If anxiety and tension are making you continuously pump out stress hormones, you’ll pay a heavy toll as you travel through the years, according to Bruce McEwen, Ph.D., head of the Harold and Margaret Milliken Hatch Laboratory of Neuroendocrinology in New York City.
One not-so-obvious way that chronic stress influences the aging process: It reduces the length of telomeres, enzymes that affect how many times an individual cell can divide, and it reduces telomerase activity, thereby accelerating the aging process, McEwen explains.

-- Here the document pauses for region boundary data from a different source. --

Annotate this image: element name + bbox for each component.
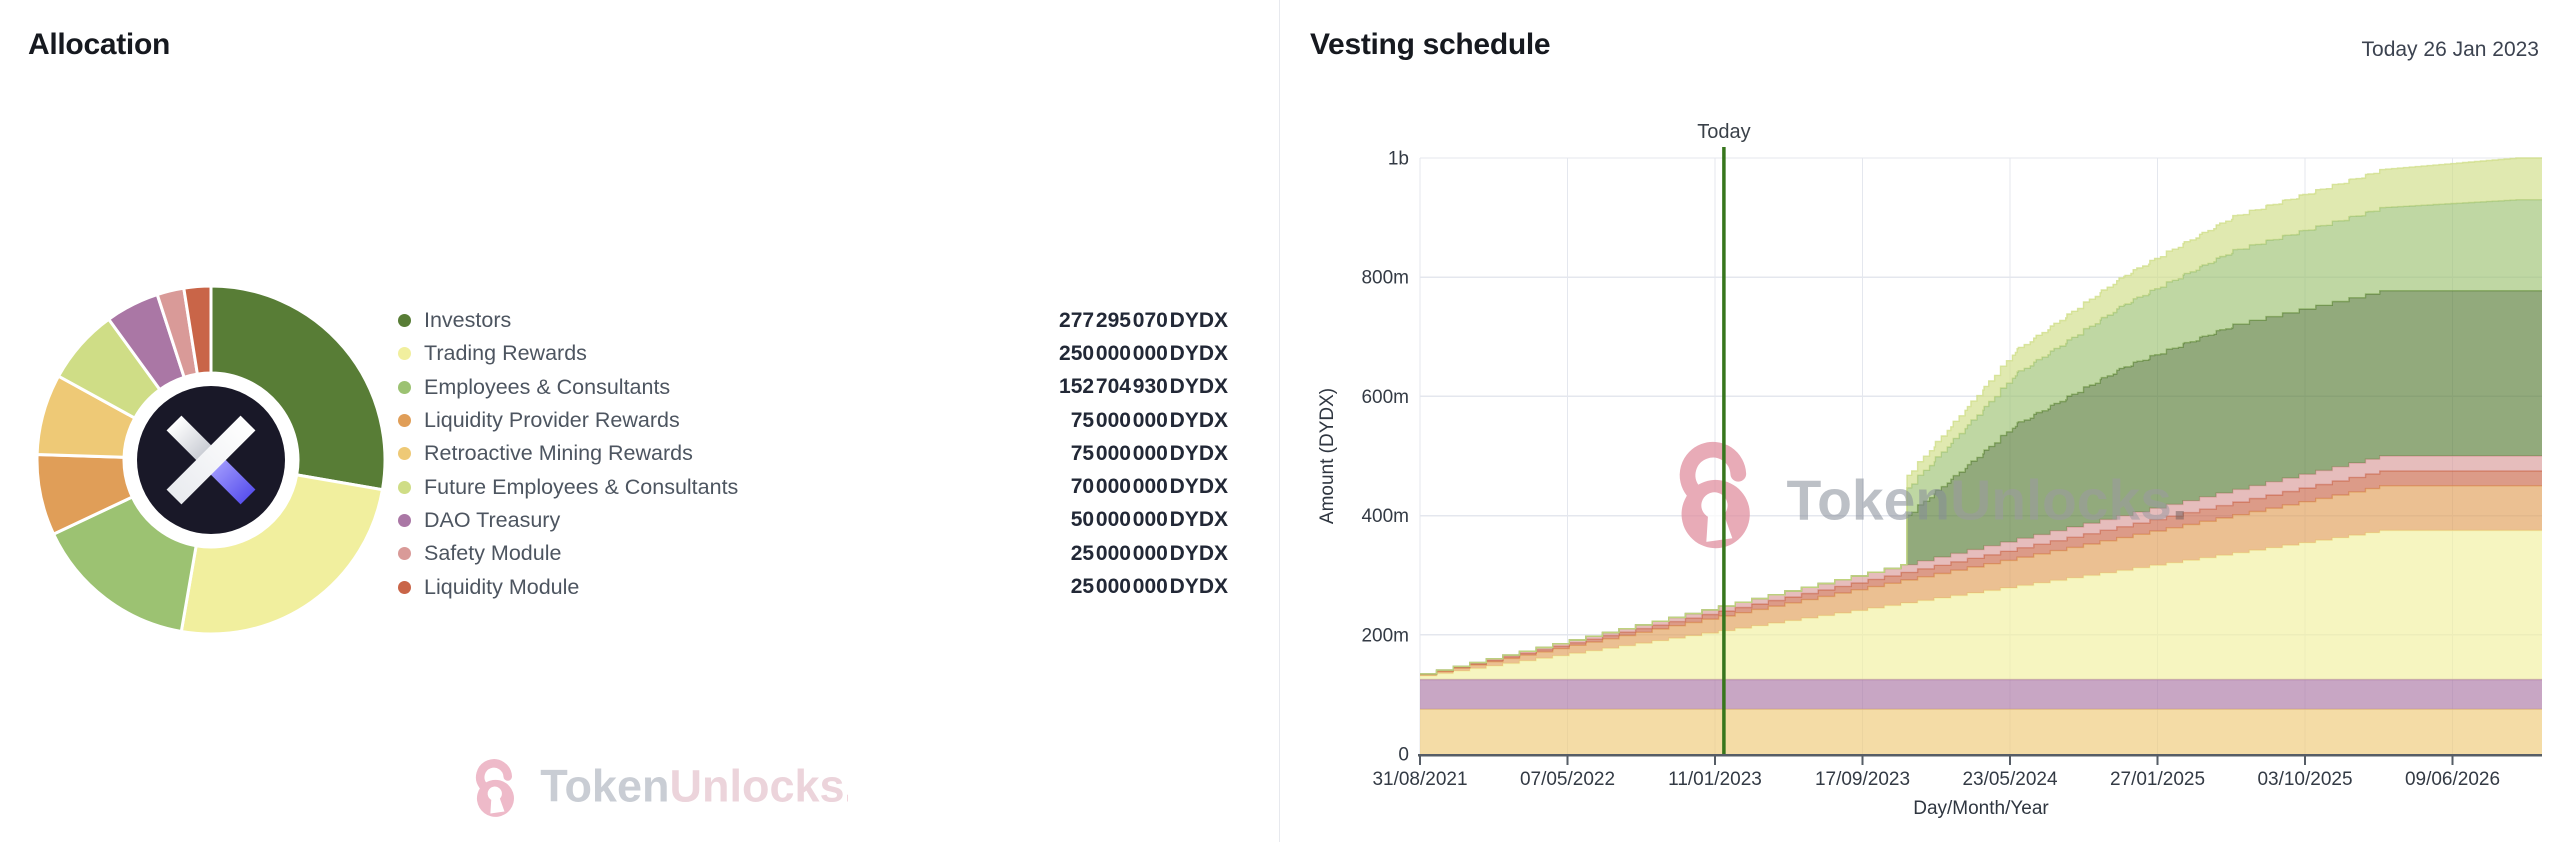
legend-swatch-icon [398,414,411,428]
x-tick-label: 07/05/2022 [1520,769,1615,790]
tokenunlocks-watermark: TokenUnlocks. [468,750,857,835]
legend-label: Safety Module [424,541,562,566]
y-tick-label: 600m [1361,387,1409,408]
legend-item[interactable]: Liquidity Module 25 000 000 DYDX [398,570,1228,603]
vesting-chart[interactable]: 31/08/2021 07/05/2022 11/01/2023 17/09/2023… [1285,65,2560,842]
tokenunlocks-wordmark: TokenUnlocks. [1787,469,2188,533]
legend-value: 25 000 000 DYDX [1070,541,1228,565]
today-date-caption: Today 26 Jan 2023 [2361,38,2539,61]
legend-value: 50 000 000 DYDX [1070,508,1228,532]
panel-divider [1279,0,1280,842]
y-tick-label: 400m [1361,506,1409,527]
legend-item[interactable]: Safety Module 25 000 000 DYDX [398,537,1228,570]
x-tick-label: 03/10/2025 [2257,769,2352,790]
allocation-panel-title: Allocation [28,28,171,61]
x-tick-label: 17/09/2023 [1815,769,1910,790]
vesting-panel-title: Vesting schedule [1310,28,1551,61]
x-axis [1418,753,2542,765]
y-axis-title: Amount (DYDX) [1317,388,1338,524]
donut-slice[interactable] [179,473,385,636]
legend-label: DAO Treasury [424,507,561,532]
legend-item[interactable]: Trading Rewards 250 000 000 DYDX [398,337,1228,370]
legend-value: 152 704 930 DYDX [1059,375,1228,399]
donut-slice[interactable] [182,284,213,376]
legend-item[interactable]: Liquidity Provider Rewards 75 000 000 DYD… [398,404,1228,437]
legend-label: Liquidity Module [424,574,580,599]
x-tick-label: 09/06/2026 [2405,769,2500,790]
allocation-legend: Investors 277 295 070 DYDX Trading Rewards… [398,304,1228,604]
area-band-edge [1420,157,2542,675]
legend-value: 70 000 000 DYDX [1070,475,1228,499]
x-tick-label: 27/01/2025 [2110,769,2205,790]
area-band-edge [1420,470,2542,675]
stacked-areas [1420,157,2542,754]
area-band[interactable] [1420,709,2542,754]
legend-item[interactable]: Employees & Consultants 152 704 930 DYDX [398,371,1228,404]
legend-swatch-icon [398,480,411,494]
x-tick-label: 23/05/2024 [1962,769,2058,790]
legend-swatch-icon [398,347,411,361]
x-tick-label: 11/01/2023 [1668,769,1762,790]
open-padlock-icon [1679,441,1750,549]
legend-label: Employees & Consultants [424,374,671,399]
x-tick-label: 31/08/2021 [1372,769,1467,790]
legend-value: 250 000 000 DYDX [1059,341,1228,365]
area-band[interactable] [1420,679,2542,710]
legend-swatch-icon [398,513,411,527]
area-band[interactable] [1420,199,2542,674]
legend-swatch-icon [398,380,411,394]
legend-value: 25 000 000 DYDX [1070,575,1228,599]
legend-label: Trading Rewards [424,341,587,366]
legend-label: Liquidity Provider Rewards [424,408,680,433]
legend-label: Future Employees & Consultants [424,474,739,499]
area-band[interactable] [1420,470,2542,675]
x-axis-title: Day/Month/Year [1913,798,2049,819]
y-tick-label: 800m [1361,268,1409,289]
legend-swatch-icon [398,547,411,561]
donut-slice[interactable] [209,284,387,492]
area-band[interactable] [1420,530,2542,680]
area-band[interactable] [1420,290,2542,674]
y-tick-label: 0 [1398,745,1409,766]
legend-label: Investors [424,308,512,333]
dydx-x-logo [137,386,285,534]
tokenunlocks-wordmark: TokenUnlocks. [540,760,848,811]
today-marker-label: Today [1697,121,1750,143]
y-tick-label: 1b [1388,149,1409,170]
legend-swatch-icon [398,447,411,461]
area-band[interactable] [1420,485,2542,676]
area-band[interactable] [1420,456,2542,675]
allocation-donut-chart[interactable] [35,284,387,636]
legend-item[interactable]: Investors 277 295 070 DYDX [398,304,1228,337]
legend-value: 277 295 070 DYDX [1059,308,1228,332]
legend-value: 75 000 000 DYDX [1070,408,1228,432]
legend-item[interactable]: Retroactive Mining Rewards 75 000 000 DYD… [398,437,1228,470]
y-tick-label: 200m [1361,625,1409,646]
open-padlock-icon [475,759,514,817]
legend-swatch-icon [398,314,411,328]
legend-item[interactable]: Future Employees & Consultants 70 000 000… [398,470,1228,503]
donut-slice[interactable] [51,495,198,634]
legend-value: 75 000 000 DYDX [1070,441,1228,465]
legend-item[interactable]: DAO Treasury 50 000 000 DYDX [398,504,1228,537]
legend-swatch-icon [398,580,411,594]
legend-label: Retroactive Mining Rewards [424,441,693,466]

In fact, a study at the University of California, San Francisco, shows that women with the highest levels of perceived stress have telomeres that are shorter by the equivalent of at least an additional decade’s worth of aging. Stress also has a negative influence on lifestyle choices—it can lead to bad habits like drinking too much, moving too little and smoking. Fortunately, such harmful effects can be reversed by improving sleep quality and quantity, eating a healthy diet, and engaging in regular physical activity. It also helps to cultivate social support and embrace a positive outlook on life. These types of changes are usually more easily said than done, but it’s worth the effort to ease the effects of stress on your body.
Having a sense of purpose and engagement in your life helps buffer you from the ravages of time. This is largely because having (or getting) a job you love, participating in religious or political activities, volunteering for a charity you believe in, or dedicating yourself wholeheartedly to your family can enhance your sense of well-being and instill meaning in your daily life. This can, in turn, protect you from "some of the issues that plague people as they get older—loneliness, alienation, feeling unwanted or no longer useful," says Paula Hartman-Stein, Ph.D., a clinical psychologist specializing in aging and founder of the Center for Healthy Aging in Kent, OH.